「死因はコロナではない」と言う人へ。
世間では、感染拡大の「ピークは越えた」と言われているが、まだコロナ病棟に変化はない。
もしかすると、これこそが第6波と第5波を比較した際の大きな違いかもしれない。
昨年夏の感染拡大では、一気に感染が収束へと向かった。
だが、現在の感染拡大の波は高止まりを続ける気配を見せている。
コロナ病棟には平日、土日を問わず1日2~3件の入院依頼がコンスタントに届く。
同時に1日2~3人が退院もしくは死亡で病棟を去っていく。
結果としてコロナ病棟の病床使用率は5-6割からは減らずに維持している。
高次医療機関である当院、埼玉医科大学総合医療センターへと入院する患者は、
多くは中等症~重症の患者たちだ。患者の回復はゆっくりでなかなか重症化する患者が減らない。
果たしていつになれば波が引いていくのか、見通しが立たない状況だ。
「今、新型コロナで亡くなっているとされる多くの人の死因はコロナではない」。
そんな情報が度々拡散されている。だが、これは現場で目の当たりにしている真実ではない。
確かに、第6波となり、オミクロン株が主流となる中でコロナによって肺炎が悪化し、
シンプルな呼吸不全で亡くなる方の数は減った。
現在は、コロナに感染したことによって腎不全など持病が悪化して亡くなる患者、
コロナに感染したことがきっかけでがん治療がストップし、がんが悪化して亡くなっていく患者、
コロナは軽快へと向かったものの細菌性肺炎や別の感染症による敗血症を引き起こして亡くなっていく患者など、
死因は多様化している。彼らはコロナに感染しなくても、このタイミングで亡くなる運命だったのだろうか?
いや、コロナがきっかけで病気が悪化しているのだ。
「コロナ感染は、その患者の死と関係ない」という認識は誤りと言わざるを得ない。
コロナ禍においては、現場を見たことがない人々が数字だけを基に何かを語ることも少なくない。

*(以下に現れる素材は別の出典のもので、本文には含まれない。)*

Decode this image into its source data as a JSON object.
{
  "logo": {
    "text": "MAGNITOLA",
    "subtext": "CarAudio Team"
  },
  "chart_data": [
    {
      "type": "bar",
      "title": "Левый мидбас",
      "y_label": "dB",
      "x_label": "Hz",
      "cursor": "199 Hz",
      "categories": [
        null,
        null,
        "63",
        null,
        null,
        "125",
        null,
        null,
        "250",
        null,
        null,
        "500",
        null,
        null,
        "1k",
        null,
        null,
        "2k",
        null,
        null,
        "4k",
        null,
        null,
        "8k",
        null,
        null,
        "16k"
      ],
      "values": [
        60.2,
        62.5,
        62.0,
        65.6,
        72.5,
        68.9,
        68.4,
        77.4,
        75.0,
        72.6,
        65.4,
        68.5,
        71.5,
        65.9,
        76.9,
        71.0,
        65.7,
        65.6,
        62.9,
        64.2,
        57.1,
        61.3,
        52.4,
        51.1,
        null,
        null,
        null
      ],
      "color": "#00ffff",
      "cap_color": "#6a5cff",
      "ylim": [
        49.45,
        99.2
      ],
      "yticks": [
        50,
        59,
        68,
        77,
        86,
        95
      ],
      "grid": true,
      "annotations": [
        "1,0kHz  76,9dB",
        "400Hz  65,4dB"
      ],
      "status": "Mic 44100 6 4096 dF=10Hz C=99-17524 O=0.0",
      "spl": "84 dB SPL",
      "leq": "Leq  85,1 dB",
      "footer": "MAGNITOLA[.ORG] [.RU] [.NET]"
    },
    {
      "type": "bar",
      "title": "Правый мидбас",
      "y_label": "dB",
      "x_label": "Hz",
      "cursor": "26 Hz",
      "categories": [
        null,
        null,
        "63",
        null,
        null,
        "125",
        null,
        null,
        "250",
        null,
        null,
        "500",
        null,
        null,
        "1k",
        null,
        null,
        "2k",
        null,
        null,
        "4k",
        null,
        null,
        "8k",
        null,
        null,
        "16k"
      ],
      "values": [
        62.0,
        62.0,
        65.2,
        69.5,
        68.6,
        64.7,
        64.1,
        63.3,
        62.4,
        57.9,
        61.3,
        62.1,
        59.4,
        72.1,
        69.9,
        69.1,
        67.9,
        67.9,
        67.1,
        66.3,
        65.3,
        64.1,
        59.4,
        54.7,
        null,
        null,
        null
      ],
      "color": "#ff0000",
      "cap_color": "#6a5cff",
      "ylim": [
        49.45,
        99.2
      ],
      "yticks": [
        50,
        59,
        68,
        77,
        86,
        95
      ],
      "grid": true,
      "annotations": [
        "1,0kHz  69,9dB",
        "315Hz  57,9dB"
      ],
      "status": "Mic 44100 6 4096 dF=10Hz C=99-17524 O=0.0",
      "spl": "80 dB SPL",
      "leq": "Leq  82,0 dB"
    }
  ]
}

「交通事故で亡くなっても、コロナ陽性であればコロナの死亡にカウントされる」
「コロナで亡くなっているとされる人の多くは他に死因がある」と主張する人もいるが、
コロナ感染中に事故で亡くなる方や交通事故で搬送されたらコロナ陽性だったと判明する患者は、
ごくわずかの例外的な出来事だ。
コロナ病棟で亡くなる患者の死に、少なからずコロナが関連していることは疑いようがない。

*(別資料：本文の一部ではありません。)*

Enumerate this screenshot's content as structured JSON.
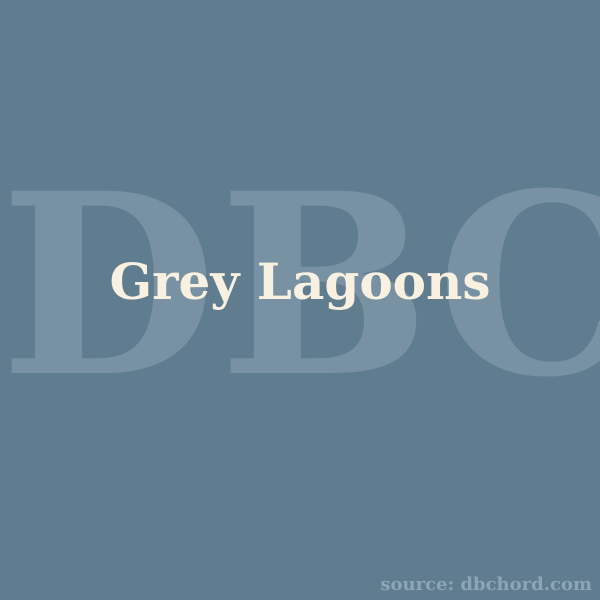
{
  "watermark": "DBC",
  "title": "Grey Lagoons",
  "source": "source: dbchord.com",
  "colors": {
    "background": "#5f7d8f",
    "watermark": "#7892a3",
    "title": "#f8f1e1",
    "source": "#8ea5b3"
  }
}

こうした実態を踏まえずに、憶測で楽観論を振りまくのはデマの拡散に繋がるため控えるべきだろう。
埼玉県内でも、高齢者施設におけるクラスターが多発していると聞く。
積極的な治療を希望する高齢者であっても、なかなか受け入れ先が見つからないのが現状だ。
コロナ治療の現場に立つ一人の医療者として、こうした状況はまだしばらく続くと予想している。

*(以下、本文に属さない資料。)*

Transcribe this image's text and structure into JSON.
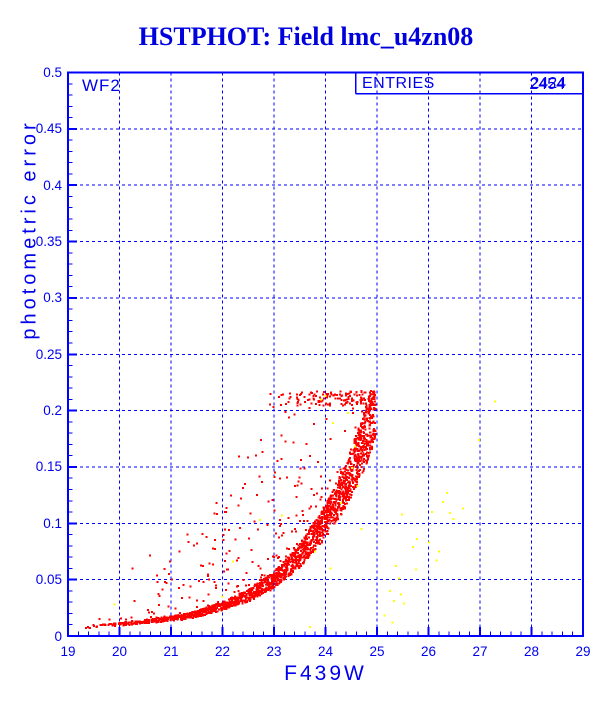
{
  "header": {
    "title": "HSTPHOT: Field lmc_u4zn08"
  },
  "plot": {
    "chip_label": "WF2",
    "entries_label": "ENTRIES",
    "entries_value_primary": "2424",
    "entries_value_secondary": "2454",
    "xlabel": "F439W",
    "ylabel": "photometric error"
  },
  "colors": {
    "background": "#FFFFFF",
    "title_blue": "#0000DD",
    "axis_blue": "#0000EE",
    "grid_blue": "#0000FF",
    "point_red": "#FF0000",
    "point_yellow": "#FFFF00"
  },
  "chart_data": {
    "type": "scatter",
    "title": "HSTPHOT: Field lmc_u4zn08",
    "xlabel": "F439W",
    "ylabel": "photometric error",
    "xlim": [
      19,
      29
    ],
    "ylim": [
      0,
      0.5
    ],
    "xticks": [
      19,
      20,
      21,
      22,
      23,
      24,
      25,
      26,
      27,
      28,
      29
    ],
    "yticks": [
      0,
      0.05,
      0.1,
      0.15,
      0.2,
      0.25,
      0.3,
      0.35,
      0.4,
      0.45,
      0.5
    ],
    "ytick_labels": [
      "0",
      "0.05",
      "0.1",
      "0.15",
      "0.2",
      "0.25",
      "0.3",
      "0.35",
      "0.4",
      "0.45",
      "0.5"
    ],
    "xtick_minor_step": 0.2,
    "ytick_minor_step": 0.01,
    "grid": true,
    "grid_style": "dashed",
    "series": [
      {
        "name": "stars-red",
        "color": "#FF0000",
        "marker": "square-2px",
        "n_points": 2424,
        "mag_range": [
          19.0,
          24.97
        ],
        "err_cap": 0.2175,
        "ridge_mag_err": [
          [
            19.0,
            0.006
          ],
          [
            19.5,
            0.008
          ],
          [
            20.0,
            0.01
          ],
          [
            20.5,
            0.012
          ],
          [
            21.0,
            0.0145
          ],
          [
            21.5,
            0.019
          ],
          [
            22.0,
            0.026
          ],
          [
            22.5,
            0.035
          ],
          [
            23.0,
            0.049
          ],
          [
            23.5,
            0.07
          ],
          [
            24.0,
            0.1
          ],
          [
            24.4,
            0.132
          ],
          [
            24.7,
            0.165
          ],
          [
            24.97,
            0.2
          ]
        ]
      },
      {
        "name": "flagged-yellow",
        "color": "#FFFF00",
        "marker": "square-2px",
        "n_points": 40,
        "points": [
          [
            19.9,
            0.028
          ],
          [
            22.0,
            0.035
          ],
          [
            22.2,
            0.066
          ],
          [
            22.73,
            0.103
          ],
          [
            23.16,
            0.107
          ],
          [
            23.7,
            0.008
          ],
          [
            23.91,
            0.21
          ],
          [
            24.0,
            0.213
          ],
          [
            24.44,
            0.198
          ],
          [
            24.15,
            0.189
          ],
          [
            24.57,
            0.168
          ],
          [
            24.51,
            0.149
          ],
          [
            24.3,
            0.118
          ],
          [
            24.7,
            0.095
          ],
          [
            23.8,
            0.075
          ],
          [
            24.1,
            0.06
          ],
          [
            25.15,
            0.018
          ],
          [
            25.3,
            0.012
          ],
          [
            25.25,
            0.04
          ],
          [
            25.33,
            0.031
          ],
          [
            25.37,
            0.062
          ],
          [
            25.43,
            0.051
          ],
          [
            25.47,
            0.037
          ],
          [
            25.52,
            0.029
          ],
          [
            25.49,
            0.108
          ],
          [
            25.7,
            0.079
          ],
          [
            25.76,
            0.059
          ],
          [
            25.78,
            0.086
          ],
          [
            26.01,
            0.083
          ],
          [
            26.07,
            0.11
          ],
          [
            26.16,
            0.067
          ],
          [
            26.2,
            0.075
          ],
          [
            26.28,
            0.119
          ],
          [
            26.36,
            0.127
          ],
          [
            26.42,
            0.109
          ],
          [
            26.49,
            0.104
          ],
          [
            26.67,
            0.113
          ],
          [
            26.98,
            0.174
          ],
          [
            27.29,
            0.208
          ],
          [
            24.62,
            0.133
          ]
        ]
      }
    ],
    "annotations": [
      {
        "text": "WF2",
        "position": "top-left-inside"
      },
      {
        "text": "ENTRIES 2424 / 2454 (overprinted stats box)",
        "position": "top-right-inside"
      }
    ]
  }
}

入院を必要とする高齢患者が増えれば増えるほど、予後の対応も必要となる。
コロナの症状が軽快したとしても、介護やリハビリなど必要なケアは少なくない。
入院も長期化する傾向にあることから、引き続き医療提供体制は逼迫し続けることが予想される。
「私はコロナの治療をするために、医者になったわけじゃない」という葛藤を抱く人も少なくない。
忙しくてもバラエティ豊富な興味のある専門分野に集中できるわけではなく、
ロナばかり2年間診療し続けているのだ。時には差別や誹謗中傷にさらされることもある。
誰しもがきっと一度は、「この状況がいつまで続くのか」とうんざりした気持ちになったことがあるはずだ。
私自身も、この2年間、コロナ診療にまつわるさまざまなストレスに苦しんでいる。
明らかに実態と乖離した情報や医学的に正確ではない情報を発信する医療者もいる中で、
せめて現場で何が起きているのかを伝えようとメディアで発信を続けていると、
自分や家族の情報をネット上でさらされたこともある。
「こんなことになるくらいならば、発信しない方がマシだ」と考えてしまう時もある。
単純な病床使用率、重症者数のデータだけでは見えない苦労がそこには存在している。
おそらく、この先さらに離職者の問題は大きくなっていくだろう。
その皺寄せは、コロナ診療から離れたところにも、やがては及んでくる。
あらゆる人々が他人事ではいられないはずだ。
埼玉医科大学総合医療センター岡秀昭医師。
‘@岡医師も私と同様の見解だ。
メディアや世間と医療現場の乖離、医療従事者の中にさえいる。
憶測で楽観論を振りまく素人のコメンテーター。
医療従事者や介護者の大変さを忘れてしまった国民。
「医療従事者に感謝」と言う言葉は、いつの間にか消えてしまった。